K-Family Affairs (2023): Anak Demokrasi

— Ulasan Film
FFD 2024

Apa kado ulang tahun yang lazimnya diberikan oleh orang tua kepada anak gadisnya? Barangkali kue tar, boneka panda besar, atau gaun cantik yang mekar. Namun, tidak begitu halnya dengan Nam Arum. Sutradara sekaligus protagonis dalam dokumenter panjang pertamanya, K-Family Affairs (2023), ini dihadiahi demokrasi oleh orang tuanya. Ya, de-mo-kra-si, bukan de-ko-ra-si.

Di hari kelahiran Arum, Korea Selatan merayakan terpilihnya Roh Tae-Woo sebagai presiden pertama yang dipilih secara demokratis. Di ulang tahunnya yang ke-8 pun, alih-alih lagu ulang tahun, gadis itu justru menyanyikan lagu kebangsaan Korea Selatan. “I was raised to be a patriot by my patriotic parents.” (Saya dibesarkan untuk menjadi seorang patriot oleh orang tua saya yang patriotik, ed)

Arum terlahir dari Generasi 386, kelompok gerakan mahasiswa yang berperan integral sekaligus signifikan dalam mencetak sejarah demokratisasi politik di Korea Selatan. Kedua orang tuanya merupakan aktivis mahasiswa pada tahun 1980-an. Bedanya, apabila sang ibu vokal menyuarakan aspirasinya di jalan, sang ayah lebih aktif melakukan pergerakan lewat pers mahasiswa. Kini, sang ibu mengabdikan diri sebagai aktivis feminis sedangkan sang ayah mengabdikan diri untuk pemerintah sebagai pegawai negeri. Keduanya sama-sama berjuang demi mewujudkan cita-cita kemajuan demokrasi bagi bangsa dan generasi yang akan datang.

Sejak belia, taman bermain Arum adalah aksi unjuk rasa. Sang ibu turut serta membawanya pada demonstrasi di jalanan; dari menentang patriarki dalam sistem pemerintahan, mengadvokasi kesetaraan, hingga memperjuangkan hak-hak perlindungan bagi perempuan. Tak jarang, mereka berunjuk rasa di depan kantor sang ayah.

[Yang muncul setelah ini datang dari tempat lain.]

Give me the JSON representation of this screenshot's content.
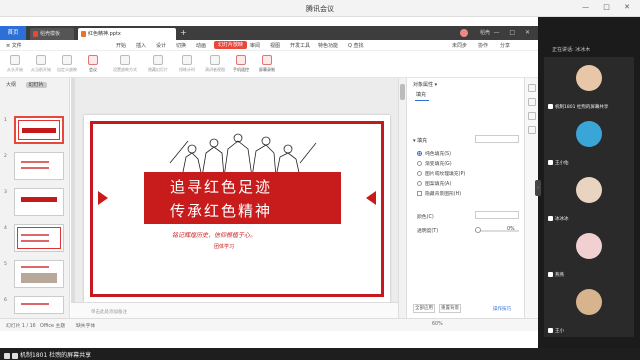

Di usia Arum yang ke-18, tragedi tenggelamnya kapal Sewol terjadi. Pemerintah dinilai lalai dan lamban melakukan evakuasi sehingga 304 nyawa yang sebagian besar merupakan murid SMA seperti Arum melayang begitu saja. Ayahnya yang saat itu bekerja di Kementerian Kelautan dan Perikanan pun harus ikut memasang badan demi menghadapi tuntutan dan kemarahan warga Korea Selatan. Gelombang protes yang kian memanas terhadap pemerintah tak ayal membuat Arum merasa semua orang menyalahkan ayahnya. Ia pun menyurati ayahnya:

I have no words of support for you as you’re responsible for handling this tragedy that must not be forgotten. Continue to feel guilty and blame yourself. I hope this incident will remind you of why you became a civil servant in the first place. (Aku tidak punya untaian kata dukungan untukmu karena engkaulah yang bertanggung jawab untuk menangani tragedi yang seharusnya tak boleh dilupakan ini. Teruslah merasa bersalah dan salahkan diri sendiri. Kuharap kejadian ini akan mengingatkan mengapa engkau memilih menjadi pegawai negeri, ed)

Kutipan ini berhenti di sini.